Sunday , October 17 2021

Delivery to a boy can increase the risk of a tiny baby

New British studies have shown that maternal mothers may have an increased risk of developing postpartum depression compared to women who gave birth to girls.

This study, conducted by researchers at the University of Kent, saw 296 women who were born to see if there is a relationship between them type their kids and occurrence baby blues.

Previously, there was a relationship between inflammation and the development of depressive symptoms, and because the development of male fetuses and the occurrence of complications after birth are two causes associated with increased inflammation, the researchers tried to see with this study if there could be a connection with the appearance of blues for children.

Their results showed that women who gave birth to boys were 71-79% more likely to develop depression than women who gave birth to girls.

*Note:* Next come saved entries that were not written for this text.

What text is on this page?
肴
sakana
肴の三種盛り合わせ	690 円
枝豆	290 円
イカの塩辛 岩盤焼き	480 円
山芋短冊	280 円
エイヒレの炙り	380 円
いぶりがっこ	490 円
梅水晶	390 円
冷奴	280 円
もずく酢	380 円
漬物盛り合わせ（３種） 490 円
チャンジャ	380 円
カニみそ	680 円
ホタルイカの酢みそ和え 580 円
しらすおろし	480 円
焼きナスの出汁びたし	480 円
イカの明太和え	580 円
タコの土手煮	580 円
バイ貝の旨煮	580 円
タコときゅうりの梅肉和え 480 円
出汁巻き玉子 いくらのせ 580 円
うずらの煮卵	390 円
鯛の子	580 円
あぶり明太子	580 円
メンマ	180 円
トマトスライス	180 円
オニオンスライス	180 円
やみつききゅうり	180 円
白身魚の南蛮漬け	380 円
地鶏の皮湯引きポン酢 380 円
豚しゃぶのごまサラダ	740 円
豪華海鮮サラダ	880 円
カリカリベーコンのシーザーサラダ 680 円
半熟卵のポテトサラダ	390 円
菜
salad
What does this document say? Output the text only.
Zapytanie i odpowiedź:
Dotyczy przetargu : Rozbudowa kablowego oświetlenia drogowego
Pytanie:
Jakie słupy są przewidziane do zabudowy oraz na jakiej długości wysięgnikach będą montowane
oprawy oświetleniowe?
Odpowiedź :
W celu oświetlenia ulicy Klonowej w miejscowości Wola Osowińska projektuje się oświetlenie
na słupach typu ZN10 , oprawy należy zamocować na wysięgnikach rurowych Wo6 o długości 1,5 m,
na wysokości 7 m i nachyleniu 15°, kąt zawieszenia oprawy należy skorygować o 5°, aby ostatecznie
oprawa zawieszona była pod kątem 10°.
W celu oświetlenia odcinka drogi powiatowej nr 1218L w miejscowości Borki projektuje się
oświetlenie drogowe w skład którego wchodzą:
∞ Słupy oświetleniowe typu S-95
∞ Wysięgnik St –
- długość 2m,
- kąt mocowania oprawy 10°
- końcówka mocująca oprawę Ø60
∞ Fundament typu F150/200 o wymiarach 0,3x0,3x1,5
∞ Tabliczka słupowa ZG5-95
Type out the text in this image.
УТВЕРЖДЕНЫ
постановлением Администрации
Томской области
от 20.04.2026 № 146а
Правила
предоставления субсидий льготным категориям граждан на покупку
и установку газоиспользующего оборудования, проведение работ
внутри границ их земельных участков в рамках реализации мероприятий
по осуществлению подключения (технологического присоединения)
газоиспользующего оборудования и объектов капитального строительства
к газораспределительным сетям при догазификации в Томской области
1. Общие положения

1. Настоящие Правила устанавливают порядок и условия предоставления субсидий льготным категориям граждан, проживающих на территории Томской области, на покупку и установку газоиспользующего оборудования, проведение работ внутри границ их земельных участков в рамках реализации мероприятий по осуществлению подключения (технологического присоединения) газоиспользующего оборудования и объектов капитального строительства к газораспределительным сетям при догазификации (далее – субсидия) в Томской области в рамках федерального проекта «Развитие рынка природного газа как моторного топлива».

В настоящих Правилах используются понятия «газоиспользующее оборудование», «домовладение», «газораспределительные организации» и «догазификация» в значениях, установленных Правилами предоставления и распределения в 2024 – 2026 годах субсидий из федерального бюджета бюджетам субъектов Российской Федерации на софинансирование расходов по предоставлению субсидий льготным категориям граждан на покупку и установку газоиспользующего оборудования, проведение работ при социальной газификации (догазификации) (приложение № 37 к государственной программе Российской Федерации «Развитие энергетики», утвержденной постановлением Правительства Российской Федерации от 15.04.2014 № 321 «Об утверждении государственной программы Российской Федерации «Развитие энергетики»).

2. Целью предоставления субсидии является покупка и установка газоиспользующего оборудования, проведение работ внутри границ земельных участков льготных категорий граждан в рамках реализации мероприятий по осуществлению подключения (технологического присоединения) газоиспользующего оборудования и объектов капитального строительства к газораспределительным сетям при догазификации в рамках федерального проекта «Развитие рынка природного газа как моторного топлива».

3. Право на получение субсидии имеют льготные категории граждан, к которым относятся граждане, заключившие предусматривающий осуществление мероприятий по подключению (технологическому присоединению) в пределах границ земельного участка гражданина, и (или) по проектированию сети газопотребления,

In addition, the results showed that women who suffered complications during delivery he recorded increased risk 174% suffer from a tiny child compared to women who gave birth without complications.

However, it should be noted that although women sensitive to anxiety and stress should be exposed to an increased risk of developing child blues, the study showed that the risk of complications after a difficult delivery was lower.

Researchers explained this because of their history, the mental disorders of these women are known and should be better taken into account by the family and doctors. It suggests that good postpartum monitoring maybe an effective way warn baby blues.

"Postpartum depression is avoid it has been proven that helping vulnerable women can help reduce the risk of developing this disease"Give birth to a boy and complications at the moment of birth they increase the risk for these women: these two facts give the doctor two songs "for identify women who need the most track during the first weeks and months of delivery", said co-author Sarah Johns.

The results of the study were published in the journal Social Science & Medicine.